Thinking that maybe some and large amount of disk write and reads were responsible, I left process monitor running on one of the workstations that was having the issue, routinely clearing the trace until the issue manifested itself. After saving the log, I opened it but only saw a small number of read/writes for all processes, including system, not nearly enough to account for the a hang of several minutes.
Eventually, I turned to Performance Monitor. The major benefit here was that I could remotely connect perfmon to the problem workstation and monitor various system counters in realtime. A task we could not do on the system itself since it was hung and could not display any performance data. I added a few key counters: CPU usage, Available Memory, and various Disk counters: %Disk Time, %Disk Read Time, %Disk Write time, and Current Disk Queue Length. Below is a sample of these counters when the system would hang.
Disk read and write time also spiking to 100% with Processor usage as the lower red line to show no excessive CPU usage:
Here is the most telling result, though, the Current Disk Queue Length is huge. Think of this as a traffic jam of file disk IO waiting to be processed. Because the disk is “off to the races”, the system is stuck waiting for the disk to return to normal and process this backlog of pending disk IO:
To sum it up, the hard drives on these systems just started to spin up for no known reason for any random number of minutes, and this was beginning to look more and more like hardware issue. This perfmon trace and several others were captured when the workstation was not under any significant load (or any load for that matter).
After receiving a couple of these (I actually inherited one and took on the other to test a proof of concept) I ran a series of disk stress tests and surface scans but nothing turned up, and with Windows XP unable to report any performance issues, I decided to install Windows 7 in hopes that its much better and more robust set of system tools could detect the problem. After installation completed (not an image but a “vanilla” of the box installation), I started to setup the environment by installing a few apps, and, in no time, the workstation encountered its signature hang. Again, I turned to the vent viewer and, whereas XP did not log an event, Windows 7 did: “Windows: A request to write to the file “file path…” at offset … bytes exceeded, but took an abnormally long time (# seconds) to be serviced by the OS. This problem is likely due to faulty hardware…”
Reported as ESENT ( Extensible Storage Engine) source 508, this is a clear indication of a hard disk, disk controller, or some other storage component problem. You can see the system “took an abnormally long time (178 seconds) to be serviced by the OS”, which coincided precisely with the hang time in this instance.

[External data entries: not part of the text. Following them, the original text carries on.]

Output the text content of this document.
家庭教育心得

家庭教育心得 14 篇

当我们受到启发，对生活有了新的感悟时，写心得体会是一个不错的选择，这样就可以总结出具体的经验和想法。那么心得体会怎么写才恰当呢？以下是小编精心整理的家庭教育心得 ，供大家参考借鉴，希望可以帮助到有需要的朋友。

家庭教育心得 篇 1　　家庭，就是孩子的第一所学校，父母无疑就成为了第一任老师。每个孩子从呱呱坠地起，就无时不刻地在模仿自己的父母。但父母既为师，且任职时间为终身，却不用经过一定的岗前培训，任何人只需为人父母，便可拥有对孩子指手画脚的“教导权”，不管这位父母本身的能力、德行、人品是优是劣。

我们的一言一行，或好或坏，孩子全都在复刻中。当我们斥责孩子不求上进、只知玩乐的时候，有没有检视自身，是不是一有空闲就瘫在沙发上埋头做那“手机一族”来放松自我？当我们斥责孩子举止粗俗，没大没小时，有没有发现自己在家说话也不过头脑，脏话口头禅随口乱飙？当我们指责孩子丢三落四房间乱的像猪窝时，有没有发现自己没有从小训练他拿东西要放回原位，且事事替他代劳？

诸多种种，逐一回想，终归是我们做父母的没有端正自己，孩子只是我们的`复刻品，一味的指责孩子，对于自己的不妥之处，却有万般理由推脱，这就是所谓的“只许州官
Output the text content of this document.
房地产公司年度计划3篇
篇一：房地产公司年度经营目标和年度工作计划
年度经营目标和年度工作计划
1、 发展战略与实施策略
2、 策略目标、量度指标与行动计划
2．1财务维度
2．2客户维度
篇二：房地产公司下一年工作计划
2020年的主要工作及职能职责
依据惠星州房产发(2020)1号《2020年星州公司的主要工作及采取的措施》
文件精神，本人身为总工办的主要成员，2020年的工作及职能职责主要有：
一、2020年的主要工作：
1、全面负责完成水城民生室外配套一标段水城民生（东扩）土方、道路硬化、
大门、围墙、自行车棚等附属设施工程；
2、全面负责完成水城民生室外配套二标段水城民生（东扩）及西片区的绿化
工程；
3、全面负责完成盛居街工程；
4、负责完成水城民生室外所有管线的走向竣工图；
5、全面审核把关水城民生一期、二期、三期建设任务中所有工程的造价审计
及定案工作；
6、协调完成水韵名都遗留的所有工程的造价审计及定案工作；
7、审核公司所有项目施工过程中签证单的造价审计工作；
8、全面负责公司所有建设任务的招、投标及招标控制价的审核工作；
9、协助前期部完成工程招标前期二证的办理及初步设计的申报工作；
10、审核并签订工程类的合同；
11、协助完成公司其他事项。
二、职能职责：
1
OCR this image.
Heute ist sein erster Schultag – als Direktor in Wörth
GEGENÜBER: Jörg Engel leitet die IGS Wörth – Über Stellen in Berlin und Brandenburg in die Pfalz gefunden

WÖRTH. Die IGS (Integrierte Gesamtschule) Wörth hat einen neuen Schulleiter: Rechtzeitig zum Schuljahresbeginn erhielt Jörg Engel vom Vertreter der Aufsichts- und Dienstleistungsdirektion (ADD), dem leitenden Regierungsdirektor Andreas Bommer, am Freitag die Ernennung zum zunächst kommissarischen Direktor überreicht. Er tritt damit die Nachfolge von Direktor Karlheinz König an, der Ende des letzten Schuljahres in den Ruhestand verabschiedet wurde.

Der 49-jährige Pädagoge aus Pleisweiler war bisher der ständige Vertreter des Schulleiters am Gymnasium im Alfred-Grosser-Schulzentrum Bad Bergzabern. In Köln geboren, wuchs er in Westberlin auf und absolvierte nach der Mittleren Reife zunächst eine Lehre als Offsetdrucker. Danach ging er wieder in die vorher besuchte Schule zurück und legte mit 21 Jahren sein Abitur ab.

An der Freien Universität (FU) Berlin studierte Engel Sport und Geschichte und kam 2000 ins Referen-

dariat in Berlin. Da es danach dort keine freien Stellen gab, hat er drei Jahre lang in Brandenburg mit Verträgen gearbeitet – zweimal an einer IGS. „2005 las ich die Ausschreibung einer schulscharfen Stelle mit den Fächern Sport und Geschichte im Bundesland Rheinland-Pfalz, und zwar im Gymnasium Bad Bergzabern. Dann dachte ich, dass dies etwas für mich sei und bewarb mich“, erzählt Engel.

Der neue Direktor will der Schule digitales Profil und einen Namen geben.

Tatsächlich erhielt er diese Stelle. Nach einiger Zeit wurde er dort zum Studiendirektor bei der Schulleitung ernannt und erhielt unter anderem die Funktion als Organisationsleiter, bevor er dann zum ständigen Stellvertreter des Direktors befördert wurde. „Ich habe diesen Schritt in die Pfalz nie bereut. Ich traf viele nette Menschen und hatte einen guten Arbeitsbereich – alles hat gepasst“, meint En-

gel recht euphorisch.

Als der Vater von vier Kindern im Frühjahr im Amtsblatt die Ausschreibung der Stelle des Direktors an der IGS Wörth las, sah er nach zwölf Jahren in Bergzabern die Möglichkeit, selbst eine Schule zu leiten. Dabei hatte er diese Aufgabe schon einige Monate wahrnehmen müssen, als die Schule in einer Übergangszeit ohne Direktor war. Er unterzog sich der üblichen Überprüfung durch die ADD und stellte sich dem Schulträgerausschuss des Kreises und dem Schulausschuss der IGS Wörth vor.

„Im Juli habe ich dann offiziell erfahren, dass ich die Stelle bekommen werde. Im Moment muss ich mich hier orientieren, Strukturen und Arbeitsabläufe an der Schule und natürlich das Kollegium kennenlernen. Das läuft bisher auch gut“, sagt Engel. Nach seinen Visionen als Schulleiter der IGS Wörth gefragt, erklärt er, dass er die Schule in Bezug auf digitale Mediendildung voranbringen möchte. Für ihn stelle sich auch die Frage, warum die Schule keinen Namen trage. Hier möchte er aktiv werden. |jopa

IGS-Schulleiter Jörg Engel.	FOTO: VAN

To narrow down the issue to the disk or disk controller, I took a spare hard drive of a different model and make, imaged it, and ran on the problem workstation for several days, with no issues. Then, we contacted Dell and asked them to send us an identical drive and the new drive performed with no issues.
With this, I was certain that the issue was with the hard disk itself. In all cases, the problem drives were WD VelociRaptor drives of the same model, and my conclusion was that the soft hangs were the result of a bad batch of hard drives drives shipped with the systems we started receiving. In all the cases where the drive was replaced, the issue did not return.